Oleh Fitri Haryanti Harsono pada 26 Apr 2019, 09:00 WIB
Diperbarui 26 Apr 2019, 09:00 WIB
Ilustrasi Nyamuk (AP)
Perbesar
Daerah endemis malaria di Lampung. (AP)

Liputan6.com, Jakarta "Saya baru saja pulang dari Pesawaran, yang termasuk daerah endemis malaria dua minggu lalu. Apakah saya tertular malaria atau tidak?'

Pertanyaan tersebut berasal dari salah satu warga yang pulang berwisata dari Pesawaran, Lampung. Ia turut cemas saat baru mengetahui salah satu destinasi wisata populer di Lampung ternyata masih endemis malaria.

Dokter spesialis penyakit dalam sekaligus konsultan penyakit tropik infeksi Erni Juwita menyampaikan, risiko terkena malaria bisa terjadi.

"Kembali dari daerah Pesawaran dan sehat-sehat saja sejauh ini, tentu tidak perlu khawatir. Karena permasalahannya parasit malaria tidak bisa dicek di dalam darah. Kalau dalam kurun waktu ke depan tiba-tiba sakit kepala, lemas, dan demam. Segera ke dokter," kata Erni saat siaran langsung di Siaran Radio Kesehatan Kementerian Kesehatan RI, Kamis (25/4/2019).

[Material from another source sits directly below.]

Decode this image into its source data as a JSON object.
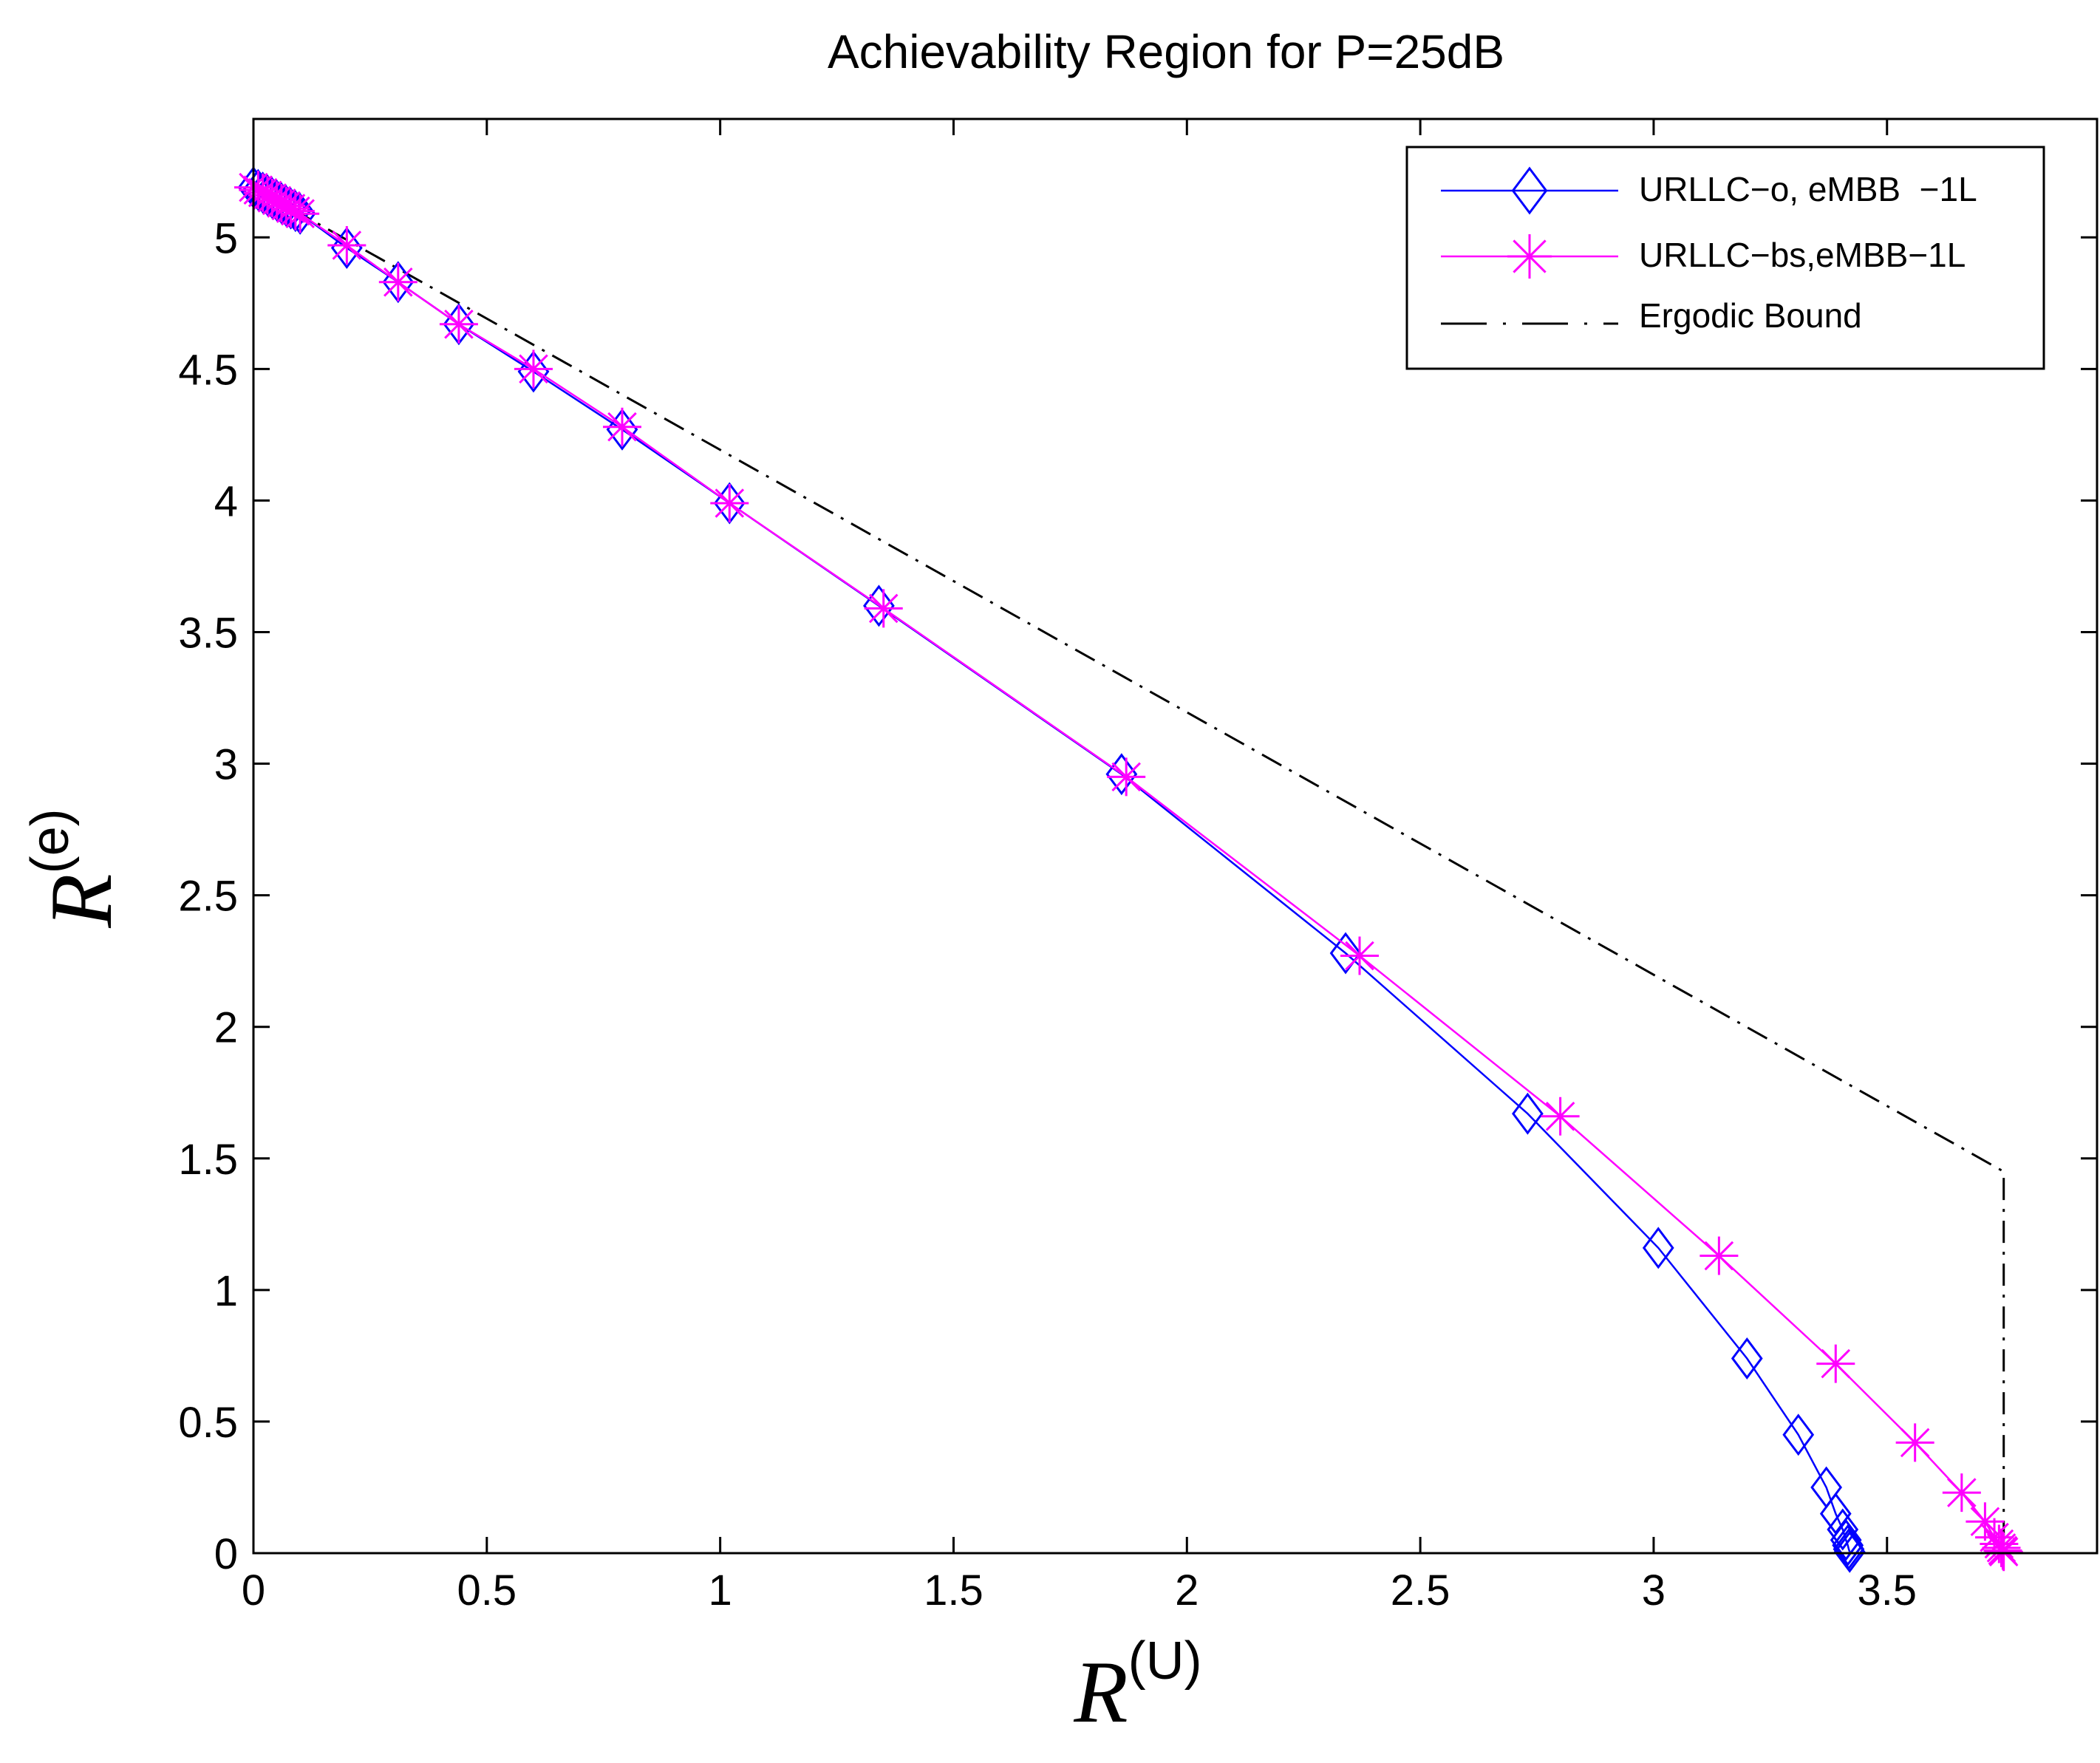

Dalam hal ini, parasit malaria mulai menginfeksi perlahan-lahan. Sampaikan pada dokter kalau Anda bulan ini baru pulang dari Pesawaran, yang daerah endemis malaria. Dokter pun bisa memastikan, apakah Anda benar kena malaria ataau tidak.

2 dari 3 halaman

Genangan air dan tambak terlantar

Saat Pemerintah Buka Lahan Tambak Garam Baru Di Indonesia Timur
Perbesar
Ribuan hektare tambak garam di Kabupaten Cirebon mulai terkikis lantaran abrasi yang makin meluas. Foto (Liputan6.com / Panji Prayitno)

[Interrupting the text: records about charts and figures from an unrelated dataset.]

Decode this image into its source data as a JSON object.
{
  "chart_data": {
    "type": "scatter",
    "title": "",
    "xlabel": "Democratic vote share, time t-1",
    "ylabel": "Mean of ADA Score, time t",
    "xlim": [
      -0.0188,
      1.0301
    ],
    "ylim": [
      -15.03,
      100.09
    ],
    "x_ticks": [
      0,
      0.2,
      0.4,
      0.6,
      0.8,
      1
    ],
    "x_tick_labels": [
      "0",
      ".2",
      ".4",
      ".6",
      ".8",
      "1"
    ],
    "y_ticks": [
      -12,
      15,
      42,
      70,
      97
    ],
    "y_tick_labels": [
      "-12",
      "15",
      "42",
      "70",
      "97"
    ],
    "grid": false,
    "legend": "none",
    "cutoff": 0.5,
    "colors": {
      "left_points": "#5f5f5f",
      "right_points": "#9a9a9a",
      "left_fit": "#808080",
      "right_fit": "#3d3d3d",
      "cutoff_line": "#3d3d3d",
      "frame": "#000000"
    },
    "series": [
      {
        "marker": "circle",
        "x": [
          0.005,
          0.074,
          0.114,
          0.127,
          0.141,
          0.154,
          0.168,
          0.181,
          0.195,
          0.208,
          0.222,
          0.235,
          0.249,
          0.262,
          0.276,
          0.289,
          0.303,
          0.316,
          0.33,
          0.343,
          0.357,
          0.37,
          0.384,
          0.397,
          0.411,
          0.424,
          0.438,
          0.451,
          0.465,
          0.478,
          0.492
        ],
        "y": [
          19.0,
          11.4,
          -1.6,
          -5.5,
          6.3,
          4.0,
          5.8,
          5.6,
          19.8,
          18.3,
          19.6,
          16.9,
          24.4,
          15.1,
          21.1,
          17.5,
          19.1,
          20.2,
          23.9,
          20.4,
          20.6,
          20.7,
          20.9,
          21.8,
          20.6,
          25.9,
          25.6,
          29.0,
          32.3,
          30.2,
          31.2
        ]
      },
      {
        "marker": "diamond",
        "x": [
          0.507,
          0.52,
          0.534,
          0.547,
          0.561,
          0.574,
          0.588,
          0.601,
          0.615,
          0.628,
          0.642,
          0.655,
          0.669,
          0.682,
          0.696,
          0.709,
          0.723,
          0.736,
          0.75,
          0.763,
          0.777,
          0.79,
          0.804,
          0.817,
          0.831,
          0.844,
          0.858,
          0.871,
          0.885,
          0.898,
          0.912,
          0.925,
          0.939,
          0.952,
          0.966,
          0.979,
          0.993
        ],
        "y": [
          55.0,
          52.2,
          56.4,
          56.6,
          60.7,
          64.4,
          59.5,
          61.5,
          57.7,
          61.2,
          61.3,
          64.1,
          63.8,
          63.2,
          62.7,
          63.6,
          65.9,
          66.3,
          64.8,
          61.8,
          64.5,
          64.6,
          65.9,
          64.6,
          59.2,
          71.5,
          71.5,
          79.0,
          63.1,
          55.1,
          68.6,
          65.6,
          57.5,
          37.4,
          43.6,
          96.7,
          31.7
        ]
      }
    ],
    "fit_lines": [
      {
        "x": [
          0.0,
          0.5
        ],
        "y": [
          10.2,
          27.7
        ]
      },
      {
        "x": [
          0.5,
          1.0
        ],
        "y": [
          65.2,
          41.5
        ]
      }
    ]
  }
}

Direktur Pencegahan dan Pengendalian Penyakit Tular Vektor dan Zoonitik Kementerian Kesehatan RI Siti Nadia Tarmizi menambahkan, Pesawaran yang terkenal dengan lokasi menyelam termasuk marak kasus malaria.

"Di Lampung, yakni Pesawaran biasanya Anda suka menyelam kan, tapi hati-hati juga, di daerah sana masih ada kasus malaria. Ada nyamuk yang membawa parasit malaria," tambahnya.

Laporan Kementerian Kesehatan tahun 2016, kasus Malaria di Kabupaten Pesawaran sebanyak 1.915 kasus, tapi tidak ditemukan kematian akibat malaria. Rata-rata 80 gigitan nyamuk per orang per jam, menurut hasil survei yang pernah dilakukan Litbang Kementerian Kesehatan pada tahun 2014.

Pesawaran endemis malaria dipengaruhi lokasi geografis yang berada di wilayah pesisir pantai. Genangan air saat air pasang dan surut terjadi.

Selain itu, keberadaan tambak terlantar pada wilayah pesisir pantai juga menjadi salah satu penyebab nyamuk Anopheles pembawa malaria senang berkembang biak.